A future safety improvement I am considering is stopping multi-step follow automatically if the heading changes too much in one step, maybe somewhere around 60-75 degrees. That would help prevent the trace from trying to chase a wrong edge or doubling back unexpectedly.
## What It Is Useful For
The project is aimed at things like:
* Tracing a physical part or cardboard template on the table.

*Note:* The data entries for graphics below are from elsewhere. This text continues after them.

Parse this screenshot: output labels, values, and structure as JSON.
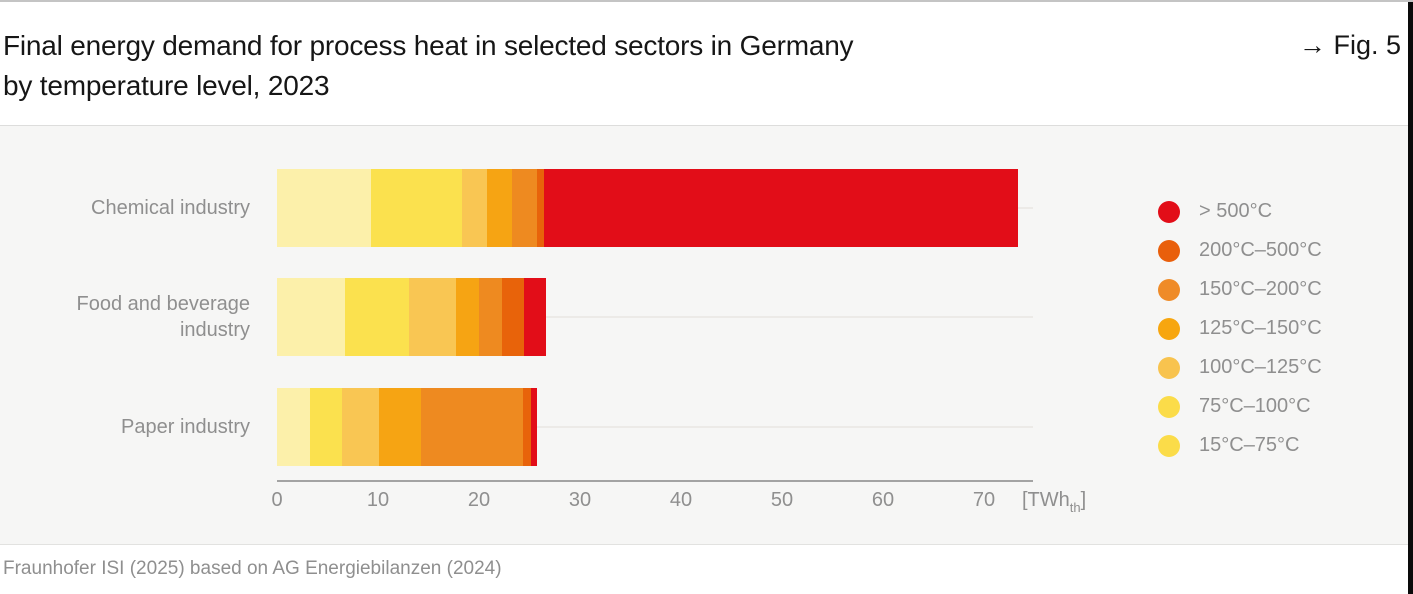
{
  "page": {
    "title_line1": "Final energy demand for process heat in selected sectors in Germany",
    "title_line2": "by temperature level, 2023",
    "figure_label": "→ Fig. 5",
    "source": "Fraunhofer ISI (2025) based on AG Energiebilanzen (2024)"
  },
  "axis": {
    "ticks": [
      "0",
      "10",
      "20",
      "30",
      "40",
      "50",
      "60",
      "70"
    ],
    "unit_prefix": "[TWh",
    "unit_sub": "th",
    "unit_suffix": "]"
  },
  "legend": [
    {
      "label": "> 500°C",
      "color": "#e20d18"
    },
    {
      "label": "200°C–500°C",
      "color": "#e95f0b"
    },
    {
      "label": "150°C–200°C",
      "color": "#ef8b28"
    },
    {
      "label": "125°C–150°C",
      "color": "#f7a60f"
    },
    {
      "label": "100°C–125°C",
      "color": "#f8c34e"
    },
    {
      "label": "75°C–100°C",
      "color": "#fbdc49"
    },
    {
      "label": "15°C–75°C",
      "color": "#fbdc49"
    }
  ],
  "chart_data": {
    "type": "bar",
    "orientation": "horizontal",
    "stacked": true,
    "title": "Final energy demand for process heat in selected sectors in Germany by temperature level, 2023",
    "categories": [
      "Chemical industry",
      "Food and beverage industry",
      "Paper industry"
    ],
    "series": [
      {
        "name": "15°C–75°C",
        "values": [
          9.3,
          6.7,
          3.3
        ],
        "bar_color": "#fcf0aa"
      },
      {
        "name": "75°C–100°C",
        "values": [
          9.0,
          6.4,
          3.1
        ],
        "bar_color": "#fbe14e"
      },
      {
        "name": "100°C–125°C",
        "values": [
          2.5,
          4.6,
          3.7
        ],
        "bar_color": "#f9c653"
      },
      {
        "name": "125°C–150°C",
        "values": [
          2.5,
          2.3,
          4.2
        ],
        "bar_color": "#f6a413"
      },
      {
        "name": "150°C–200°C",
        "values": [
          2.4,
          2.3,
          10.1
        ],
        "bar_color": "#ee8a20"
      },
      {
        "name": "200°C–500°C",
        "values": [
          0.7,
          2.2,
          0.8
        ],
        "bar_color": "#e8630a"
      },
      {
        "name": "> 500°C",
        "values": [
          47.0,
          2.1,
          0.5
        ],
        "bar_color": "#e20d18"
      }
    ],
    "totals": [
      73.5,
      26.6,
      25.7
    ],
    "xlim": [
      0,
      75
    ],
    "xticks": [
      0,
      10,
      20,
      30,
      40,
      50,
      60,
      70
    ],
    "xlabel": "[TWh_th]",
    "grid": "horizontal-row-guides",
    "legend_position": "right",
    "legend_order_top_to_bottom": [
      "> 500°C",
      "200°C–500°C",
      "150°C–200°C",
      "125°C–150°C",
      "100°C–125°C",
      "75°C–100°C",
      "15°C–75°C"
    ]
  }
}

* Picking up edges or holes from an existing part.
* Capturing a rough outline for SheetCam cleanup.
* Following a drawn Sharpie/scribe line.
* Getting usable geometry from shop-floor parts without turning the project into a full CAD system.
## Project Direction
The near-term direction is:
1. Keep improving camera reliability.
2. Make camera selection/resolution handling more user friendly.
3. Improve line/edge following confidence and stop conditions.
4. Continue improving DXF export quality.
5. Keep the project focused and safe.
Long term, I would like FabScan to become a practical open-source tracing/scanning helper for LinuxCNC users, especially for plasma/router-style machines where a camera-assisted part tracing workflow can save time.
It is still experimental, but it has reached the point where the core idea is working and the project feels worth continuing.